Dear JHSE members,
I am at home today ill with a throat infection that prevented me from attending - as I had wishes - a rather wonderful event at the Victoria and Albert Museum: The V&A and its Jewish Heritage: Objects and Stories. Luckily, the organisers had set up an excellent hybrid facility, so I have been able to join from bed. What a rich programme! I advertised it and hope some members were able to attend. Fundamental question have been raised: what is Jewish art? Made for Jews? By Jews? Collected by Jews? And what of objects, like a beautiful havdallah container of spices, later made into a Christian reliquary. The love of art and collection by Jews was variously shown to arise from a sense of civic contribution, a desire to preserve Judaica, or even a way of being English. A most interesting event which makes me wish to rush to the V&A and see some of the objects afresh. It was also great to hear among the contributors members of the JHSE.
I am happy also to share that new branches of the JHSE are under 'construction'. Last week, on 16 November, we were hosted in north London by Caroline and Simon Maurice, for a most interesting event: a conversation with Nick Sayers whose history of the Jews of Lithuanian has recently been published:
Nick was in conversation with JHSE Trustee Professor Tony Kushner, as the history and the journey of research unfolded. The event attracted a large crowd and this may form the core of a future North London Branch.
Next week, on 3 December 2024, we will also be holding at my house the inaugural meeting for a Cambridge JHSE branch. With the many students and academic visitors from abroad, with many interesting Cambridge residents, we hope to launch a vibrant addition to JHSE. If you are interested in knowing more about these initiatives, please contact our Chair about North London (chair@jhse.org), or me, about Cambridge (president@jhse.org).

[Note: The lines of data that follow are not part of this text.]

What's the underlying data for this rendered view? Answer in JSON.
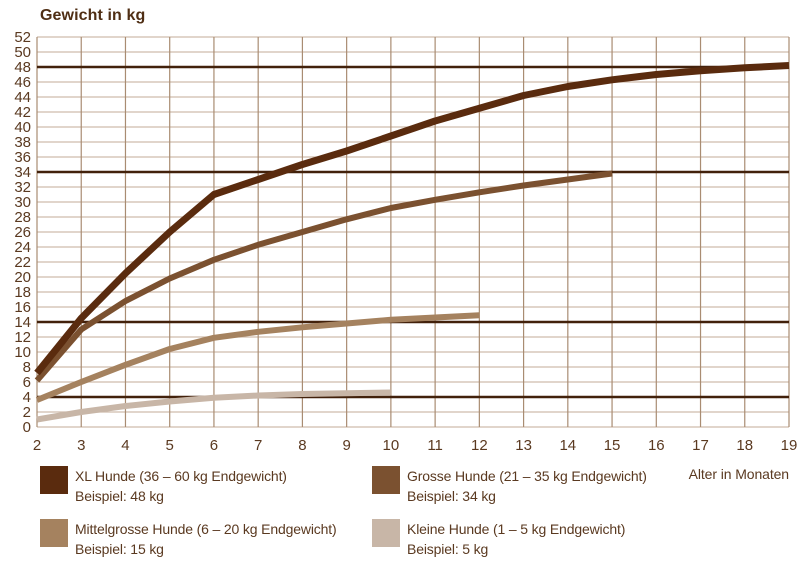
{
  "title": "Gewicht in kg",
  "x_axis_title": "Alter in Monaten",
  "colors": {
    "background": "#ffffff",
    "text": "#5a3920",
    "title_text": "#4f2e14",
    "grid_horizontal": "#cfbcac",
    "grid_vertical": "#a98c72",
    "reference_line": "#42210b",
    "xl": "#5a2b0e",
    "grosse": "#7b5130",
    "mittelgrosse": "#a5825f",
    "kleine": "#c8b6a7"
  },
  "chart_data": {
    "type": "line",
    "title": "Gewicht in kg",
    "xlabel": "Alter in Monaten",
    "ylabel": "Gewicht in kg",
    "xlim": [
      2,
      19
    ],
    "ylim": [
      0,
      52
    ],
    "grid": true,
    "legend_position": "bottom",
    "x_ticks": [
      2,
      3,
      4,
      5,
      6,
      7,
      8,
      9,
      10,
      11,
      12,
      13,
      14,
      15,
      16,
      17,
      18,
      19
    ],
    "y_ticks": [
      0,
      2,
      4,
      6,
      8,
      10,
      12,
      14,
      16,
      18,
      20,
      22,
      24,
      26,
      28,
      30,
      32,
      34,
      36,
      38,
      40,
      42,
      44,
      46,
      48,
      50,
      52
    ],
    "reference_lines_kg": [
      48,
      34,
      14,
      4
    ],
    "series": [
      {
        "name": "XL Hunde (36 – 60 kg Endgewicht)",
        "example": "Beispiel: 48 kg",
        "color": "#5a2b0e",
        "stroke_width": 7,
        "x": [
          2,
          3,
          4,
          5,
          6,
          7,
          8,
          9,
          10,
          11,
          12,
          13,
          14,
          15,
          16,
          17,
          18,
          19
        ],
        "values": [
          7.2,
          14.5,
          20.5,
          26,
          31,
          33,
          35,
          36.8,
          38.8,
          40.8,
          42.5,
          44.2,
          45.4,
          46.3,
          47,
          47.5,
          47.9,
          48.2
        ]
      },
      {
        "name": "Grosse Hunde (21 – 35 kg Endgewicht)",
        "example": "Beispiel: 34 kg",
        "color": "#7b5130",
        "stroke_width": 6,
        "x": [
          2,
          3,
          4,
          5,
          6,
          7,
          8,
          9,
          10,
          11,
          12,
          13,
          14,
          15
        ],
        "values": [
          6.2,
          13,
          16.8,
          19.8,
          22.3,
          24.3,
          26,
          27.7,
          29.2,
          30.3,
          31.3,
          32.2,
          33,
          33.8
        ]
      },
      {
        "name": "Mittelgrosse Hunde (6 – 20 kg Endgewicht)",
        "example": "Beispiel: 15 kg",
        "color": "#a5825f",
        "stroke_width": 6,
        "x": [
          2,
          3,
          4,
          5,
          6,
          7,
          8,
          9,
          10,
          11,
          12
        ],
        "values": [
          3.6,
          6,
          8.3,
          10.4,
          11.9,
          12.7,
          13.3,
          13.8,
          14.3,
          14.6,
          14.9
        ]
      },
      {
        "name": "Kleine Hunde (1 – 5 kg Endgewicht)",
        "example": "Beispiel: 5 kg",
        "color": "#c8b6a7",
        "stroke_width": 6,
        "x": [
          2,
          3,
          4,
          5,
          6,
          7,
          8,
          9,
          10
        ],
        "values": [
          1,
          2,
          2.8,
          3.4,
          3.9,
          4.2,
          4.4,
          4.5,
          4.6
        ]
      }
    ]
  },
  "legend": {
    "items": [
      {
        "label": "XL Hunde (36 – 60 kg Endgewicht)",
        "example": "Beispiel: 48 kg",
        "color": "#5a2b0e"
      },
      {
        "label": "Grosse Hunde (21 – 35 kg Endgewicht)",
        "example": "Beispiel: 34 kg",
        "color": "#7b5130"
      },
      {
        "label": "Mittelgrosse Hunde (6 – 20 kg Endgewicht)",
        "example": "Beispiel: 15 kg",
        "color": "#a5825f"
      },
      {
        "label": "Kleine Hunde (1 – 5 kg Endgewicht)",
        "example": "Beispiel: 5 kg",
        "color": "#c8b6a7"
      }
    ]
  }
}
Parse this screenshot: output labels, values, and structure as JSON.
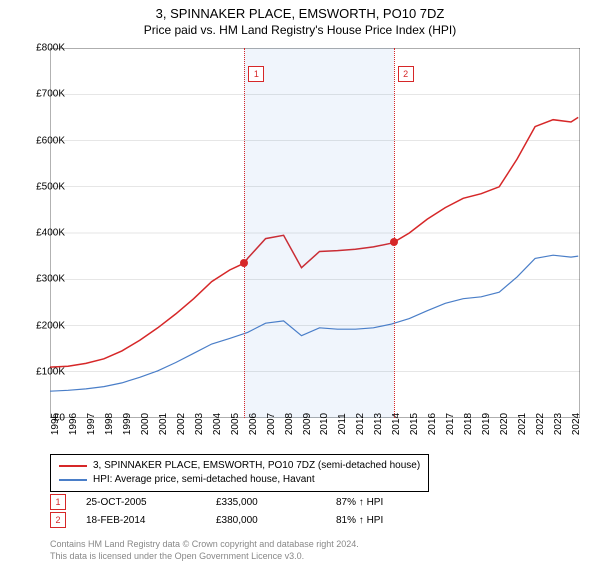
{
  "title": "3, SPINNAKER PLACE, EMSWORTH, PO10 7DZ",
  "subtitle": "Price paid vs. HM Land Registry's House Price Index (HPI)",
  "chart": {
    "type": "line",
    "background_color": "#ffffff",
    "grid_color": "#cccccc",
    "band_color": "rgba(70,130,220,0.08)",
    "xlim": [
      1995,
      2024.5
    ],
    "ylim": [
      0,
      800000
    ],
    "ytick_step": 100000,
    "y_tick_labels": [
      "£0",
      "£100K",
      "£200K",
      "£300K",
      "£400K",
      "£500K",
      "£600K",
      "£700K",
      "£800K"
    ],
    "x_ticks": [
      1995,
      1996,
      1997,
      1998,
      1999,
      2000,
      2001,
      2002,
      2003,
      2004,
      2005,
      2006,
      2007,
      2008,
      2009,
      2010,
      2011,
      2012,
      2013,
      2014,
      2015,
      2016,
      2017,
      2018,
      2019,
      2020,
      2021,
      2022,
      2023,
      2024
    ],
    "series": [
      {
        "name": "3, SPINNAKER PLACE, EMSWORTH, PO10 7DZ (semi-detached house)",
        "color": "#d62728",
        "line_width": 1.5,
        "x": [
          1995,
          1996,
          1997,
          1998,
          1999,
          2000,
          2001,
          2002,
          2003,
          2004,
          2005,
          2005.82,
          2006,
          2007,
          2008,
          2009,
          2010,
          2011,
          2012,
          2013,
          2014,
          2014.13,
          2015,
          2016,
          2017,
          2018,
          2019,
          2020,
          2021,
          2022,
          2023,
          2024,
          2024.4
        ],
        "y": [
          110000,
          112000,
          118000,
          128000,
          145000,
          168000,
          195000,
          225000,
          258000,
          295000,
          320000,
          335000,
          345000,
          388000,
          395000,
          325000,
          360000,
          362000,
          365000,
          370000,
          378000,
          380000,
          400000,
          430000,
          455000,
          475000,
          485000,
          500000,
          560000,
          630000,
          645000,
          640000,
          650000
        ]
      },
      {
        "name": "HPI: Average price, semi-detached house, Havant",
        "color": "#4a7ec8",
        "line_width": 1.2,
        "x": [
          1995,
          1996,
          1997,
          1998,
          1999,
          2000,
          2001,
          2002,
          2003,
          2004,
          2005,
          2006,
          2007,
          2008,
          2009,
          2010,
          2011,
          2012,
          2013,
          2014,
          2015,
          2016,
          2017,
          2018,
          2019,
          2020,
          2021,
          2022,
          2023,
          2024,
          2024.4
        ],
        "y": [
          58000,
          60000,
          63000,
          68000,
          76000,
          88000,
          102000,
          120000,
          140000,
          160000,
          172000,
          185000,
          205000,
          210000,
          178000,
          195000,
          192000,
          192000,
          195000,
          203000,
          215000,
          232000,
          248000,
          258000,
          262000,
          272000,
          305000,
          345000,
          352000,
          348000,
          350000
        ]
      }
    ],
    "markers": [
      {
        "label": "1",
        "x": 2005.82,
        "y": 335000,
        "date": "25-OCT-2005",
        "price": "£335,000",
        "pct": "87%",
        "arrow": "↑",
        "suffix": "HPI"
      },
      {
        "label": "2",
        "x": 2014.13,
        "y": 380000,
        "date": "18-FEB-2014",
        "price": "£380,000",
        "pct": "81%",
        "arrow": "↑",
        "suffix": "HPI"
      }
    ],
    "marker_color": "#d62728",
    "label_fontsize": 10
  },
  "legend": {
    "items": [
      {
        "color": "#d62728",
        "label": "3, SPINNAKER PLACE, EMSWORTH, PO10 7DZ (semi-detached house)"
      },
      {
        "color": "#4a7ec8",
        "label": "HPI: Average price, semi-detached house, Havant"
      }
    ]
  },
  "footer_line1": "Contains HM Land Registry data © Crown copyright and database right 2024.",
  "footer_line2": "This data is licensed under the Open Government Licence v3.0."
}
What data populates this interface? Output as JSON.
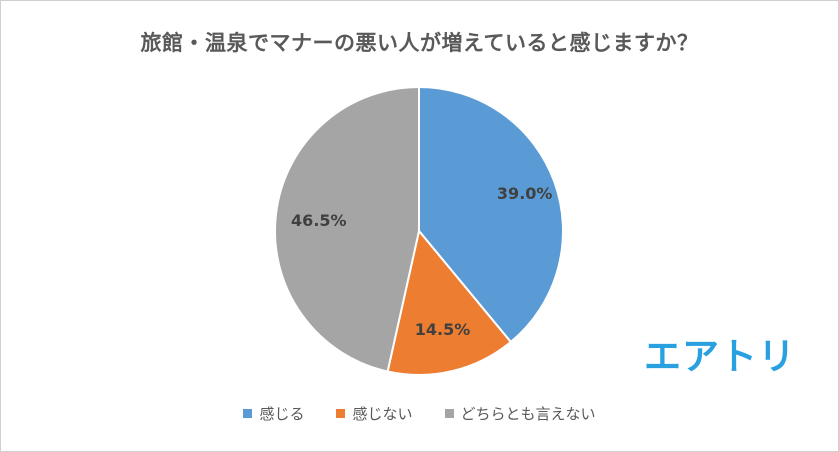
{
  "chart_data": {
    "type": "pie",
    "title": "旅館・温泉でマナーの悪い人が増えていると感じますか？",
    "categories": [
      "感じる",
      "感じない",
      "どちらとも言えない"
    ],
    "values": [
      39.0,
      14.5,
      46.5
    ],
    "data_labels": [
      "39.0%",
      "14.5%",
      "46.5%"
    ],
    "colors": [
      "#5b9bd5",
      "#ed7d31",
      "#a5a5a5"
    ],
    "legend_position": "bottom",
    "start_angle": "12 o'clock, clockwise"
  },
  "logo": {
    "text": "エアトリ",
    "color": "#29a0e0"
  }
}
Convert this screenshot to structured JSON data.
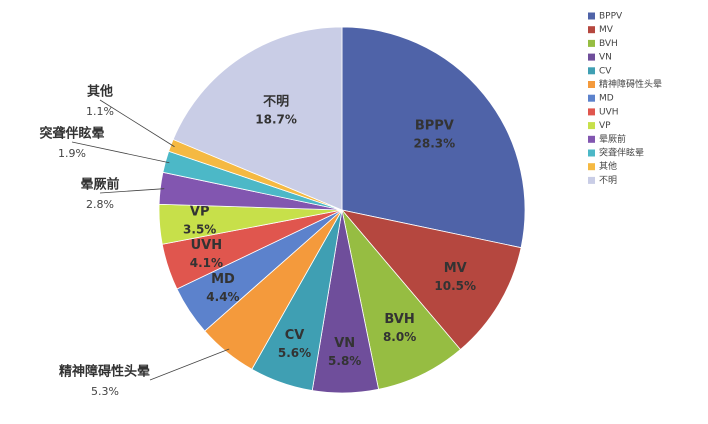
{
  "chart_data": {
    "type": "pie",
    "categories": [
      "BPPV",
      "MV",
      "BVH",
      "VN",
      "CV",
      "精神障碍性头晕",
      "MD",
      "UVH",
      "VP",
      "晕厥前",
      "突聋伴眩晕",
      "其他",
      "不明"
    ],
    "values": [
      28.3,
      10.5,
      8.0,
      5.8,
      5.6,
      5.3,
      4.4,
      4.1,
      3.5,
      2.8,
      1.9,
      1.1,
      18.7
    ],
    "value_labels": [
      "28.3%",
      "10.5%",
      "8.0%",
      "5.8%",
      "5.6%",
      "5.3%",
      "4.4%",
      "4.1%",
      "3.5%",
      "2.8%",
      "1.9%",
      "1.1%",
      "18.7%"
    ],
    "colors": [
      "#4f63a8",
      "#b5473f",
      "#96bd42",
      "#6f4e9b",
      "#3f9fb3",
      "#f49a3c",
      "#5c82cc",
      "#e0564e",
      "#c7e04a",
      "#8256b0",
      "#4cb8c7",
      "#f5b942",
      "#c9cde6"
    ],
    "legend": "right"
  }
}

I also invite you to the next very timely lecture, just around the anniversary of the UN's decision to offer partition as a settlement for Jews and Arabs in Palestine on 29/11/47. On 27/11/24 at 8.15pm, our own Richard Cohen will be addressing the Essex Branch at the Chigwell and Hainault Synagogue and many of us online to speak about the figure most associated with the shaping of Jewish life in 20c Palestine: Lord Balfour. You can sign up here: https://www.jhse.org/event-details/balfour-and-beyond
The Jewish Country Houses project has been for several years now a sources of interest to members of JHSE: we have heard lectures from its members, and its researchers have been part of our New generation Group. You are all invited to the launch of the book arising from the project, on 5 December 2024, at 7.45pm, in the Max Weinbaum Hall, Norrice Lea N2 0RE. Sign up here: hgss.org.uk/events/houses (using password hgs613). The project writes:
To mark the launch of the first book to tell this story, please join us for a conversation between the editors Juliet Carey (Waddesdon Manor) and Abigail Green (Brasenose College, Oxford) The discussion will be chaired by historian Charles Landau.
Beautifully illustrated with historical images and a new body of work by the celebrated photographer Hélène Binet, this landmark book takes readers from the playful historicism of the National Trust's Waddesdon Manor in Buckinghamshire, Trent Park and its dark history to the modernist masterpiece that is the Villa Tugendhat in the Czech city of Brno - and across the Atlantic to the United States, where American Jews infused the European country house tradition with their own distinctive concerns and experiences.
And from an unexpected direction, the history of midwifery - made so much more popular by Call the Midwife - we have some Jewish History too. On 11 December 2024, at 6pm, you can join a webinar and hear Dr Jane Brooks of the University of Manchester discuss her new book on Jewish refugees and the British nursing profession, 1938-45.
‘ A suitable job as the training provided you with food and accommodation’
This talk explores the contribution of Jewish refugees to nursing from the 1930s as they fled Nazi territories, to their work during the Second World War. Few had considered nursing prior to their escape and several were ambivalent about becoming a nurse once in Britain. Despite critical nursing shortages across the country, many struggled to be accepted into hospital training programmes, with restrictions only being lifted by the middle years of the war. In the face of war, hospitals needed to accept Continental Jews into their midst, women who some soon acknowledged offered significant talent to their nursing workforce. Using oral and written personal narratives, the talk demonstrates these resilient young women soon realised that nursing was a pragmatic choice as it provided a training, a home, valuable war work and a potential future career.
Join Zoom Meeting
Meeting ID: 972 5358 6343
Passcode: 736230
And in a surfeit of history, I intend to join the Sussex Branch and others from my sickbed this evening, to hear Dr Hilary Pomeroy speak about Salonica, one of the most resilient, interesting, creative Jewish communities over centuries, one that experienced a tragic end during the Second World War and the Holocaust. You can sign up to join here: https://www.jhse.org/upcoming-events
In troubled times it is a comfort to gather with like-minded folk to learn and reflect about history and heritage.